Tal resultado revela que, de fato, há melhora no desempenho na tarefa de flexibilidade cognitiva com o aumento da série e da idade. Esses resultados são parcialmente semelhantes aos de Trevisan (2010), que obteve aumento tanto nos escores quanto nos tempos de execução no Teste de Trilhas para pré-escolares, enquanto no presente estudo foi observado apenas aumento no tempo de execução. É possível que o efeito sobre escore observado por Trevisan (2010) tenha sido devido ao maior número de sujeitos, com maior amplitude de faixa etária e de escolaridade do que o do presente estudo. Porém, os dados aqui observados já são interessantes por revelarem uma tendência de desenvolvimento no Teste de Trilhas para pré-escolares em crianças tão pequenas e com faixa etária restrita.

De forma geral, existem evidências de uma progressão no curso desenvolvimental das funções executivas, corroborando os resultados da pesquisa de Dias (2009), que analisou o efeito da idade, entre 6 e 14 anos, sobre os desempenhos em diversos testes de funções executivas. Foi a partir da faixa de 9 e 10 anos que a autora identificou um desenvolvimento mais abrupto destas habilidades, inclusive da flexibilidade cognitiva que, na amostra da autora, não apresentou progressão de desempenho entre os grupos de 6 e 9 anos, apresentando, porém, um crescimento expressivo após esta faixa etária. Tal desenvolvimento pode estar relacionado à maturação e maior engajamento do córtex pré-frontal em tarefas executivas em determinadas faixas etárias (Houde, Rossi, Lubin & Joliot, 2010). Porém, pode também ser devido ao teste utilizado. É possível que em amostras de crianças mais jovens o Teste de Trilhas para pré-escolares se constitua uma ferramenta mais adequada do que o instrumento original com letras e números para avaliação da flexibilidade cognitiva.

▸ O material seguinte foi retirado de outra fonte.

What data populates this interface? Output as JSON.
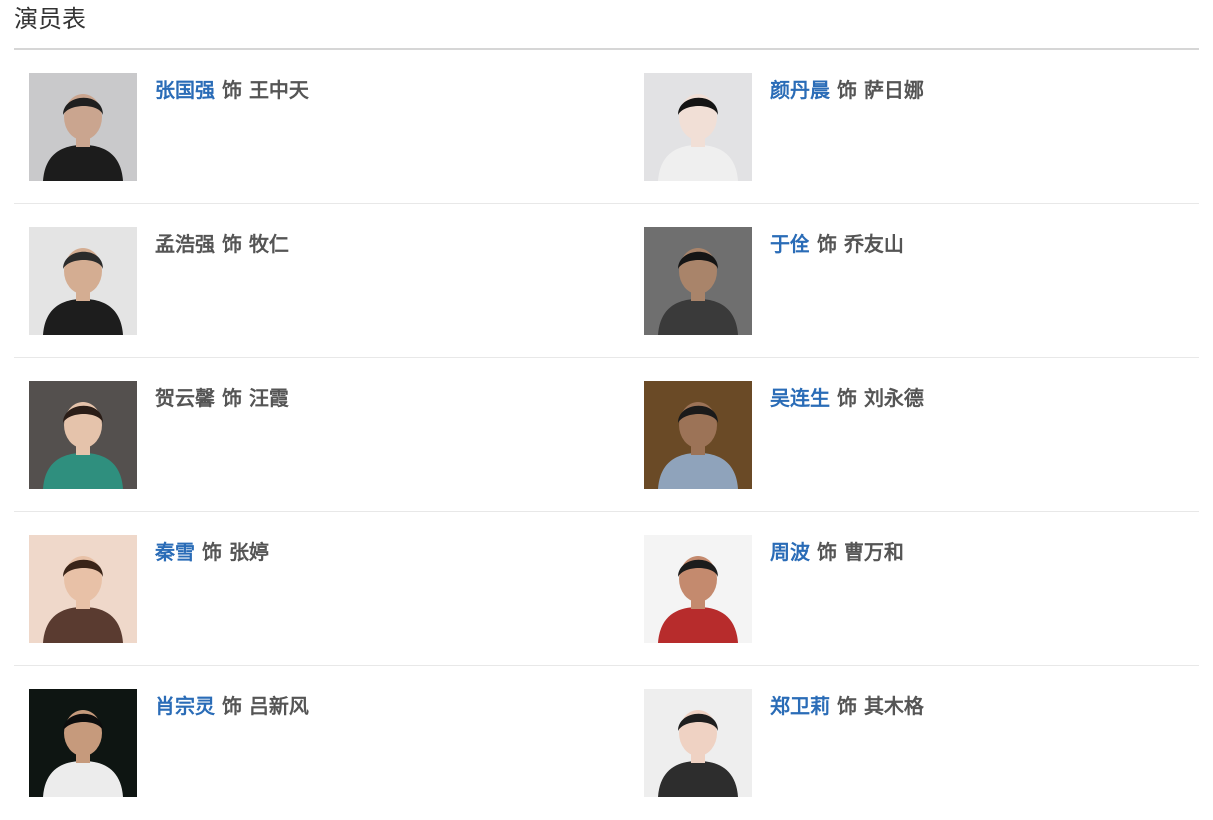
{
  "section": {
    "title": "演员表"
  },
  "cast_rows": [
    [
      {
        "actor": "张国强",
        "as": "饰",
        "role": "王中天",
        "linked": true,
        "photo": {
          "bg": "#c9c9cb",
          "skin": "#caa58f",
          "hair": "#1f1f1f",
          "shirt": "#1c1c1c"
        }
      },
      {
        "actor": "颜丹晨",
        "as": "饰",
        "role": "萨日娜",
        "linked": true,
        "photo": {
          "bg": "#e2e2e4",
          "skin": "#f1dfd6",
          "hair": "#141414",
          "shirt": "#efefef"
        }
      }
    ],
    [
      {
        "actor": "孟浩强",
        "as": "饰",
        "role": "牧仁",
        "linked": false,
        "photo": {
          "bg": "#e4e4e4",
          "skin": "#d4ad92",
          "hair": "#2b2b2b",
          "shirt": "#1d1d1d"
        }
      },
      {
        "actor": "于佺",
        "as": "饰",
        "role": "乔友山",
        "linked": true,
        "photo": {
          "bg": "#6f6f6f",
          "skin": "#a9846a",
          "hair": "#151515",
          "shirt": "#3a3a3a"
        }
      }
    ],
    [
      {
        "actor": "贺云馨",
        "as": "饰",
        "role": "汪霞",
        "linked": false,
        "photo": {
          "bg": "#54504e",
          "skin": "#e5c3ab",
          "hair": "#2a1d17",
          "shirt": "#2f8f7e"
        }
      },
      {
        "actor": "吴连生",
        "as": "饰",
        "role": "刘永德",
        "linked": true,
        "photo": {
          "bg": "#6a4a26",
          "skin": "#9c7357",
          "hair": "#1a1a1a",
          "shirt": "#8fa3bb"
        }
      }
    ],
    [
      {
        "actor": "秦雪",
        "as": "饰",
        "role": "张婷",
        "linked": true,
        "photo": {
          "bg": "#efd8ca",
          "skin": "#e8c1a7",
          "hair": "#3a2418",
          "shirt": "#5a3b30"
        }
      },
      {
        "actor": "周波",
        "as": "饰",
        "role": "曹万和",
        "linked": true,
        "photo": {
          "bg": "#f4f4f4",
          "skin": "#c48a6e",
          "hair": "#1c1c1c",
          "shirt": "#b72c2c"
        }
      }
    ],
    [
      {
        "actor": "肖宗灵",
        "as": "饰",
        "role": "吕新风",
        "linked": true,
        "photo": {
          "bg": "#0e1512",
          "skin": "#c69a7c",
          "hair": "#0d0d0d",
          "shirt": "#ececec"
        }
      },
      {
        "actor": "郑卫莉",
        "as": "饰",
        "role": "其木格",
        "linked": true,
        "photo": {
          "bg": "#eeeeee",
          "skin": "#efd2c3",
          "hair": "#1e1e1e",
          "shirt": "#2d2d2d"
        }
      }
    ]
  ]
}
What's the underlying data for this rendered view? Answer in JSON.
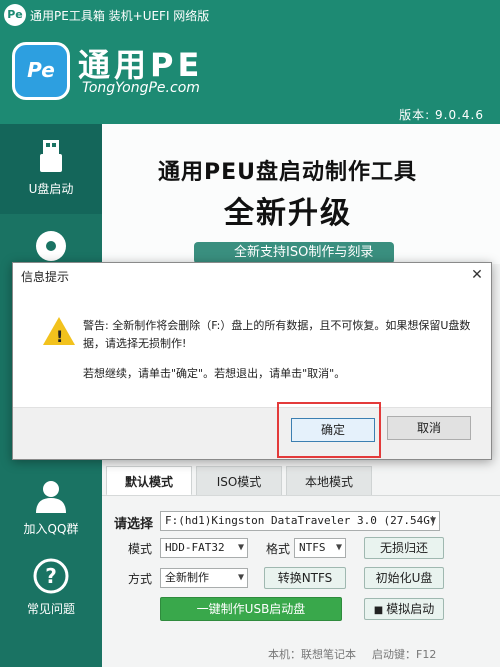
{
  "titlebar": {
    "icon_text": "Pe",
    "title": "通用PE工具箱 装机+UEFI 网络版"
  },
  "header": {
    "logo_text": "Pe",
    "logo_title": "通用PE",
    "logo_subtitle": "TongYongPe.com",
    "version": "版本: 9.0.4.6"
  },
  "sidebar": {
    "items": [
      {
        "label": "U盘启动",
        "icon": "usb-drive-icon"
      },
      {
        "label": "",
        "icon": "disc-icon"
      },
      {
        "label": "加入QQ群",
        "icon": "user-icon"
      },
      {
        "label": "常见问题",
        "icon": "question-icon"
      }
    ]
  },
  "banner": {
    "line1": "通用PEU盘启动制作工具",
    "line2": "全新升级",
    "feature": "全新支持ISO制作与刻录"
  },
  "tabs": [
    {
      "label": "默认模式"
    },
    {
      "label": "ISO模式"
    },
    {
      "label": "本地模式"
    }
  ],
  "form": {
    "select_label": "请选择",
    "device_value": "F:(hd1)Kingston DataTraveler 3.0 (27.54G)",
    "mode_label": "模式",
    "mode_value": "HDD-FAT32",
    "format_label": "格式",
    "format_value": "NTFS",
    "lossless_button": "无损归还",
    "method_label": "方式",
    "method_value": "全新制作",
    "ntfs_button": "转换NTFS",
    "init_button": "初始化U盘",
    "make_button": "一键制作USB启动盘",
    "sim_button": "模拟启动"
  },
  "footer": {
    "machine": "本机：联想笔记本",
    "hotkey": "启动键：F12"
  },
  "dialog": {
    "title": "信息提示",
    "message1": "警告: 全新制作将会删除（F:）盘上的所有数据，且不可恢复。如果想保留U盘数据，请选择无损制作!",
    "message2": "若想继续，请单击\"确定\"。若想退出，请单击\"取消\"。",
    "ok_button": "确定",
    "cancel_button": "取消"
  },
  "colors": {
    "brand_green": "#1d8a73",
    "make_button_green": "#39a84b",
    "highlight_red": "#e33a3a",
    "warning_yellow": "#f2c21d"
  }
}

Assim, os dados encontrados nessa pesquisa permitiram identificar o desenvolvimento da flexibilidade cognitiva com a progressão da idade, dos 4 até os 6 anos de idade, e da série escolar, da 1ª à 2ª Fase. A despeito de limitações, como o número pequeno de participantes e a restrição das faixas etárias incluídas no estudo, seu objetivo principal foi atingido: evidenciou-se influência de aspectos desenvolvimentais (idade e escolaridade) sobre o desempenho e apresentou-se o Teste de Trilhas para pré-escolares, que pode constituir uma ferramenta útil para avaliação da flexibilidade cognitiva em crianças. É apenas a partir da avaliação e do conhecimento do desenvolvimento normal que déficits podem ser identificados e intervenções podem ser traçadas com precisão e objetividade. Sugere-se que pesquisas ulteriores possam investigar as diferenças de desempenho ao longo de um maior número de faixas etárias e níveis de escolarização, bem como analisar diferenças entre gêneros e outras características, como influências provenientes do nível socioeconômico e tipo de escola, dentre as públicas e particulares.